Thursday, September 3, 2015

Migrating to a New Mac in the Real World

Michael E. Cohen:

Pack-rat that I am, I keep an Ethernet cable in my Cupboard of Arcane Connectors: I strung that between my new iMac and the Time Capsule before I started the migration. I could have used the Time Capsule’s Wi-Fi connection instead, but restoring a backup that way would have taken considerably more time — the last time I did a migration over Wi-Fi, it consumed a full weekend.

[…]

The first obstacle was the appearance of a dialog that told me the Mac was “preparing” to transfer my backup: it had no progress indicator and, as minute after minute passed, it gave no impression that any progress actually was being made. In my younger, more impatient days, I would have forced a reboot and tried again, but that night I told myself to wait an hour before giving up. After “only” 30 minutes, though, the “preparing” dialog was replaced by one with a progress gauge, and, what’s more, a time estimate!

[…]

Before I could even get to that, though, I had to deal with a flurry of requests for my iCloud password. Dialog after dialog came up requesting it, four or five in a row.

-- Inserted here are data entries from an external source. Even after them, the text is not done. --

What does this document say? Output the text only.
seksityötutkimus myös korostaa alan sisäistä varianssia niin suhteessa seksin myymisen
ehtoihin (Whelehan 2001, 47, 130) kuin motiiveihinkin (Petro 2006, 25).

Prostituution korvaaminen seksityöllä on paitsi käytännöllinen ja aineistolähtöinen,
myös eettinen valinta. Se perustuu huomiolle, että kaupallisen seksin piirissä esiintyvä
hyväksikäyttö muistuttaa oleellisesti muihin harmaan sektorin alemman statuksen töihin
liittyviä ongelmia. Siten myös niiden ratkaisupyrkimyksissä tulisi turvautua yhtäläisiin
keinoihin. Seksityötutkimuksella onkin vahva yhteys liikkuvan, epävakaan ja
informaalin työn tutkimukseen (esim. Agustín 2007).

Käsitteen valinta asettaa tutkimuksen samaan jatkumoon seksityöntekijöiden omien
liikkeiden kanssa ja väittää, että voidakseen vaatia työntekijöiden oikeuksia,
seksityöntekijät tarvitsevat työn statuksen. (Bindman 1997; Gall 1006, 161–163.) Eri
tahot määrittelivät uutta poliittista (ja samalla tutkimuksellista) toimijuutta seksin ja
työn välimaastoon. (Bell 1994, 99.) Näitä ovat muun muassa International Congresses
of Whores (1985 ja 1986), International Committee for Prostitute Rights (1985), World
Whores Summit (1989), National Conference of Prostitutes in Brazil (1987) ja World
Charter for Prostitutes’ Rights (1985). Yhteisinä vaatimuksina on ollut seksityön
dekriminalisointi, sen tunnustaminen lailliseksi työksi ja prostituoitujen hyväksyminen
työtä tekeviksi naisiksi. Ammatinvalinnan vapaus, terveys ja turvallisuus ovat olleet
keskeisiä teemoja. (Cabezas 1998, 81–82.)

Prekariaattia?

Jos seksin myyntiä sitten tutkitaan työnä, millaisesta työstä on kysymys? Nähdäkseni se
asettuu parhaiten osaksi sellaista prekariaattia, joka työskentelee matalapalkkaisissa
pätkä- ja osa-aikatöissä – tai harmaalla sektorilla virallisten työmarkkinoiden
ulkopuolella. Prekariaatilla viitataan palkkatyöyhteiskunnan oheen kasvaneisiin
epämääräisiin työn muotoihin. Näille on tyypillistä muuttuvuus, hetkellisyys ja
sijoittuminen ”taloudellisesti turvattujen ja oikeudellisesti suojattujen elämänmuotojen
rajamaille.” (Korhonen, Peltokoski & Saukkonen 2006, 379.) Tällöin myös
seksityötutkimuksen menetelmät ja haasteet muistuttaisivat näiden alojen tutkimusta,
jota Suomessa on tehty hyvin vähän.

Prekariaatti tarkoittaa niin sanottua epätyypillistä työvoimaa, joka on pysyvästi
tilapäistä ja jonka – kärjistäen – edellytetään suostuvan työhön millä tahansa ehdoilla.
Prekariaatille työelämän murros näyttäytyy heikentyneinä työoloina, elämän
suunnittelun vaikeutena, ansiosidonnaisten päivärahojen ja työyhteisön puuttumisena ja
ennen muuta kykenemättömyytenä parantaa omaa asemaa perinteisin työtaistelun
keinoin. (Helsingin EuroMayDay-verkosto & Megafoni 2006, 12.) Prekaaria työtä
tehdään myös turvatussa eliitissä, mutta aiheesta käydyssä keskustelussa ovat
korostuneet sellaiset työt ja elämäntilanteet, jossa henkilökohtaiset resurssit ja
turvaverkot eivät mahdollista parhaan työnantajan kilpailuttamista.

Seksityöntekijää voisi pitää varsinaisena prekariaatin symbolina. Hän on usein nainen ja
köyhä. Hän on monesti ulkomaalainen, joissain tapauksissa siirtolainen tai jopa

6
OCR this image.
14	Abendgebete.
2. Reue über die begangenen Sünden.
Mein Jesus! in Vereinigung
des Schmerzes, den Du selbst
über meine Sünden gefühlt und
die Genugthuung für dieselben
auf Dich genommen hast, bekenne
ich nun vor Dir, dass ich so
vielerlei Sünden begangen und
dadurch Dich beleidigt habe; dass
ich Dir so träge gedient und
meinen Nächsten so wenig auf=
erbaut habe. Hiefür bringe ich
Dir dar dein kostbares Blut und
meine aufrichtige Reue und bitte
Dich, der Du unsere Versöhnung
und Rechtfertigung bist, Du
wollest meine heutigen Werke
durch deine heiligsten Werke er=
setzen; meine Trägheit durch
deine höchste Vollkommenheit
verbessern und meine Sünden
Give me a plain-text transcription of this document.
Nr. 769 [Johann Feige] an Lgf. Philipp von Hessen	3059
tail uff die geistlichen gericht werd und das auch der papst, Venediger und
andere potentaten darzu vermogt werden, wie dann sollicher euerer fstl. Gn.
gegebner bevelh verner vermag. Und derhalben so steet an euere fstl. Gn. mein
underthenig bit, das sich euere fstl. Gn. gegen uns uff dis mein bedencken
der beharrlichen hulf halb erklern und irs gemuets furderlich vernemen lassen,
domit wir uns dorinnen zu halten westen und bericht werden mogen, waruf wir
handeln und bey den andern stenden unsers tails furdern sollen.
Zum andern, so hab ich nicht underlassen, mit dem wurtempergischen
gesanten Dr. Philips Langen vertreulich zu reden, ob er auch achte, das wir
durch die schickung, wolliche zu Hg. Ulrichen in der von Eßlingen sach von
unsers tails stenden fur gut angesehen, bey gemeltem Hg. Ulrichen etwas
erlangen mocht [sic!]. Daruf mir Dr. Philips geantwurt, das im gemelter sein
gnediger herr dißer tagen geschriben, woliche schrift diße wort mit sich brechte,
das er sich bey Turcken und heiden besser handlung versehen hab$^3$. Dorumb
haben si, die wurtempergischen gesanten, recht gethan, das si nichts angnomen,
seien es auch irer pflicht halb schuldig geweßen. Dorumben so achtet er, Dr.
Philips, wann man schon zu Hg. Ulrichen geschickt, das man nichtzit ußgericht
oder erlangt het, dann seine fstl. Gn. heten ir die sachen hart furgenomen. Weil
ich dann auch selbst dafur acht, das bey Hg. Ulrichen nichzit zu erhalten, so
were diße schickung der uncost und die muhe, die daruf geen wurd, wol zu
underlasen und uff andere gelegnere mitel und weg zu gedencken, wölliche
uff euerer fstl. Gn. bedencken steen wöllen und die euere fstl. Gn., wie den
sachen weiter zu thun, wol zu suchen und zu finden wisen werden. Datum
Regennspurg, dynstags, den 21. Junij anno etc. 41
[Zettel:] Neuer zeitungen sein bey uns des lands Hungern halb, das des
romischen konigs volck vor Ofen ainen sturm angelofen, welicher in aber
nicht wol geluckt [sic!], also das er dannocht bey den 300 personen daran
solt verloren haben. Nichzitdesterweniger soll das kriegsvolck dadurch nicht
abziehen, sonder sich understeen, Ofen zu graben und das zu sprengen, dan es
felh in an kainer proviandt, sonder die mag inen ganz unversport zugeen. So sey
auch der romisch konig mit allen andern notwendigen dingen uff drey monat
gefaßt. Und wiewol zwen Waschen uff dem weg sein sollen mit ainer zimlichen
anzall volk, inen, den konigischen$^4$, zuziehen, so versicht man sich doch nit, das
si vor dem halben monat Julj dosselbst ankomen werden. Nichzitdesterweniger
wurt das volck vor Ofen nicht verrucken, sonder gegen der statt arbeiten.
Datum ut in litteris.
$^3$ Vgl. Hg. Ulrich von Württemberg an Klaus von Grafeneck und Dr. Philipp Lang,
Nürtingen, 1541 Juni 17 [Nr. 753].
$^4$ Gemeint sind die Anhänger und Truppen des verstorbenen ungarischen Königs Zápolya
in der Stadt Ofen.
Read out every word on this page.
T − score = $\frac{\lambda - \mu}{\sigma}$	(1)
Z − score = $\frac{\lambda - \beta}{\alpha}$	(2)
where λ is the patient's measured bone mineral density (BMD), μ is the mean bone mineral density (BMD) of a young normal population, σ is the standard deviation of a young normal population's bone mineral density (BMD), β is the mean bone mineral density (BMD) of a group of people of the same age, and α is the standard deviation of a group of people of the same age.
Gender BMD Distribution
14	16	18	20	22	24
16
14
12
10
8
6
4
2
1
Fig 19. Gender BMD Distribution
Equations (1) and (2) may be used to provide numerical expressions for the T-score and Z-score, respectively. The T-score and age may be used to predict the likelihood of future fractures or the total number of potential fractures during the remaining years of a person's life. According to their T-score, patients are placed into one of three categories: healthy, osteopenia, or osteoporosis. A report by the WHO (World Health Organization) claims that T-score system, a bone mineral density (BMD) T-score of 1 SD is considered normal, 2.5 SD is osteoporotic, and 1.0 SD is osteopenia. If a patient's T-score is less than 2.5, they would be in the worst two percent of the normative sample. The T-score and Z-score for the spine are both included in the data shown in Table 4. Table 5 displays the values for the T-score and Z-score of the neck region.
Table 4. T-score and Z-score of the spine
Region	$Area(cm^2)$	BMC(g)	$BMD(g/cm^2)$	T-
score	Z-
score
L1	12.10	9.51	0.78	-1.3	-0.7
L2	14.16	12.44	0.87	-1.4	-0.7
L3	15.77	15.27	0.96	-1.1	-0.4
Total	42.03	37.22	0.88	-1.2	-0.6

This flurry was finally followed by an alert telling me that some of my apps required app-specific passwords, and the alert offered to help me create them. The alert didn’t tell me which apps needed those passwords, but I noticed that it sported a Messages icon.

[…]

Since I couldn’t deauthorize my old Mac (no hard drive, remember), I deauthorized all the computers using my account, and then authorized my new one. My media was once again accessible.

[…]

The moral of this episode: It’s not over until it’s over. Even if you get your Mac successfully migrated, you will likely find a few things that need tweaking and readjusting in the days and weeks ahead.

Adam Engst:

I always have a nightly duplicate of my boot drive, but in a case like Michael’s where it died late in the day, even a nightly bootable duplicate wouldn’t have been enough because he would have had to try to figure out what had changed during the day. In that kind of a situation, something like Time Machine or CrashPlan that runs all the time is more likely to be up to date.